Trump's order, titled "Lowering Drug Prices by Once Again Putting Americans First," instructs Health and Human Services Secretary Robert F. Kennedy Jr. to work with Congress to "modify" the Medicare drug price negotiation program that was established under the Biden administration and has already yielded significant results despite pharma companies' best efforts to block it in court.
Specifically, Trump calls for a four-year extension of the period during which small-molecule prescription drugs are exempt from price negotiations with Medicare. Under the Inflation Reduction Act, small-molecule drugs—which are typically taken in pill form and represent 90% of medications currently in circulation—are not subject to the price negotiation process until at least nine years after their Food and Drug Administration approval date.
Steve Knievel, a drug policy advocate at Public Citizen, warned in a statement that by pushing back the negotiation date for many drugs, Trump's order could do the opposite of its stated goal, potentially reversing recent progress on an issue that has long plagued the United States.
"Further delaying Medicare drug price negotiation would lead to higher prices for patients and taxpayers, not lower ones," said Knievel. "Empowering Medicare to negotiate drug prices is the only significant legislative measure taken to address Big Pharma price gouging in the last 40 years.
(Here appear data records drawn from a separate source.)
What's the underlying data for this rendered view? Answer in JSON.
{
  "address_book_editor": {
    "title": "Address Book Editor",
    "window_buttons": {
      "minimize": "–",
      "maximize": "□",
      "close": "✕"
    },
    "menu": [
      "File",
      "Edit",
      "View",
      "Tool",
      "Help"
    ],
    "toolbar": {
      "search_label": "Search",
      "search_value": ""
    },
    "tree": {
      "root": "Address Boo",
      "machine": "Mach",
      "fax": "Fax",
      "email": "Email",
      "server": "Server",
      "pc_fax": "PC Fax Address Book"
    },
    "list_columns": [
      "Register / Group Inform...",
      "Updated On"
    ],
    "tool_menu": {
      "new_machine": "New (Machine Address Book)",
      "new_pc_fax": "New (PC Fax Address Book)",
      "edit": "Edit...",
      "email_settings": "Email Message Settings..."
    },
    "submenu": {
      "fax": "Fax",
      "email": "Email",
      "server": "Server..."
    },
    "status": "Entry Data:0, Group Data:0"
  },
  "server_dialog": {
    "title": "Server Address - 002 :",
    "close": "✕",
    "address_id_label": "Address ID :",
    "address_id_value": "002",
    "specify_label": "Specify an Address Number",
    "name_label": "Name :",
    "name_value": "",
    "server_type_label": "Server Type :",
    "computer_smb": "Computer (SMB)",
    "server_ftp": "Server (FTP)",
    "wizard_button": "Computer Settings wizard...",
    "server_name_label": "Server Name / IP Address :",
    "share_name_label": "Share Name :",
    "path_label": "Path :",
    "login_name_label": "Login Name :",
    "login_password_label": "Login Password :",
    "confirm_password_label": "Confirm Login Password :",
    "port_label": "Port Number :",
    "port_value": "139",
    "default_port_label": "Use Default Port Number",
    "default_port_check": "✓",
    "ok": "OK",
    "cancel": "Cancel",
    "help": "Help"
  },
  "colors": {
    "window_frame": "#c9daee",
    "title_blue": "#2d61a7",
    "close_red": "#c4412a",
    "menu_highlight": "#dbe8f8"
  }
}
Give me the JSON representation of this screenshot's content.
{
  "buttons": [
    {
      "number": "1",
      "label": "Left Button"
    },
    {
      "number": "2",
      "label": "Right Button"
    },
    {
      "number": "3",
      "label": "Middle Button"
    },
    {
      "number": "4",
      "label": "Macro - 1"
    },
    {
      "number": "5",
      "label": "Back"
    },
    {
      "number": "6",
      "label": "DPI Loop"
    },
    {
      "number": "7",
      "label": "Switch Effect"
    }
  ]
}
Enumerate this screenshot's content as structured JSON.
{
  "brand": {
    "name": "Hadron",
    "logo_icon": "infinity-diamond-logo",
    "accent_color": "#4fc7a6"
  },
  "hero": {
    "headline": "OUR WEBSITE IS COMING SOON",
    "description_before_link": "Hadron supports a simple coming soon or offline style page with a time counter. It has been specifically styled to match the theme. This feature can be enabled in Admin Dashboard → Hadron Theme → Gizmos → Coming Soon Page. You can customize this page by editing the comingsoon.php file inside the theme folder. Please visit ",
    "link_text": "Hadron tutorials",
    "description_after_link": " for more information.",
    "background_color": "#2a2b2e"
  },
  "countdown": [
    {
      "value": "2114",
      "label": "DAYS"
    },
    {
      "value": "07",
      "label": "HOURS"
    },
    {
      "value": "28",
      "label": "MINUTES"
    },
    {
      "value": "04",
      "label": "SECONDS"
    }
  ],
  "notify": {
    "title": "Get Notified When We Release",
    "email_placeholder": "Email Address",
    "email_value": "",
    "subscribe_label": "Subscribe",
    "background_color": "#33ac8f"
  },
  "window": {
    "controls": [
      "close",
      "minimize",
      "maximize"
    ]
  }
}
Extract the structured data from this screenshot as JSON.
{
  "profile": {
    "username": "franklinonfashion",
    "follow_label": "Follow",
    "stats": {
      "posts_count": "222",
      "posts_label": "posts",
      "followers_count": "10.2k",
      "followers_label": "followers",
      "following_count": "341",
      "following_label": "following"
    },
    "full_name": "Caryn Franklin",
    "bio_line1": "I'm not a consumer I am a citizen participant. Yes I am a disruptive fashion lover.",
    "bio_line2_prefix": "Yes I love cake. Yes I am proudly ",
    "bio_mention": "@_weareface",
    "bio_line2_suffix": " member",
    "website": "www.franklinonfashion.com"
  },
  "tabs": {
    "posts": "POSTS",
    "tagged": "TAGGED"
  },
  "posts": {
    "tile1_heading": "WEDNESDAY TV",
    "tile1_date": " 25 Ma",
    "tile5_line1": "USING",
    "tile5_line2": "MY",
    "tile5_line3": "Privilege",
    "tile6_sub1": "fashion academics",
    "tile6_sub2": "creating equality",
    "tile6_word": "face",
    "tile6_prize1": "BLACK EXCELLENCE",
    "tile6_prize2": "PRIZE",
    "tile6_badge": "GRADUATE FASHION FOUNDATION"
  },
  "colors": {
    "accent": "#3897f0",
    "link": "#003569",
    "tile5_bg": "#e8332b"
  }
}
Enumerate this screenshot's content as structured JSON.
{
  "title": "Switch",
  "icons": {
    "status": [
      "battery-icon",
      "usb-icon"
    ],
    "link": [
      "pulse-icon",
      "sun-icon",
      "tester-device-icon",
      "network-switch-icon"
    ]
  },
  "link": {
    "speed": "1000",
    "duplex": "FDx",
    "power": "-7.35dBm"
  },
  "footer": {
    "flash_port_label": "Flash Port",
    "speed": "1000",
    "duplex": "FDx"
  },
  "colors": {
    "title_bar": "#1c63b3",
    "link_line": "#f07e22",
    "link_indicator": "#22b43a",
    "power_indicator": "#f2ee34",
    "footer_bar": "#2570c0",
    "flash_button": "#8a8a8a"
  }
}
Now Trump proposes to undermine that singular achievement."
"Extending negotiation delay periods," Knievel added, "is nothing but a total capitulation to the demands of drug corporation lobbyists that want to continue to overcharge Medicare beneficiaries and taxpayers."
The advocacy group Protect Our Care said following the order that "Trump just caved to Big Pharma—again."
"His new executive order pushes to delay Medicare drug price negotiations, giving drug companies four extra years to price gouge seniors," said Protect Our Care. "The only winners here are the drug companies."
The president's new order echoes language that pharma lobbyists have used in their messaging against the Medicare price negotiation program, which the industry has opposed from the start.
The first section of the order states that the four-year difference between when small-molecule drugs and biologics are subject to Medicare price negotiations under current law is known as the "pill penalty"—a label that the pharmaceutical industry's largest lobbying organization has invoked repeatedly in its attacks on the Biden-era program.
The "pill penalty" language was also used in ads run by a group called Seniors 4 Better Care, which—as Sludge's Donald Shaw and David Moore revealed—"is not really a seniors group, but rather a front for a lobbyist-led shell group called the American Prosperity Alliance."
"Seniors 4 Better Care has ramped up its spending on ads that appear to be targeting Trump and his inner circle," Shaw and Moore reported in February.
Earlier this year, Republican lawmakers in the House and Senate—including leading recipients of pharmaceutical industry campaign cash—introduced legislation that would delay the price negotiation process for small-molecule drugs, signaling GOP support for the objectives laid out in Trump's executive order.
"Make no mistake," Patients for Affordable Drugs executive director Merith Basey said of the legislation, "this is yet another attempt by Big Pharma to rig the system in its favor—at the expense of patients."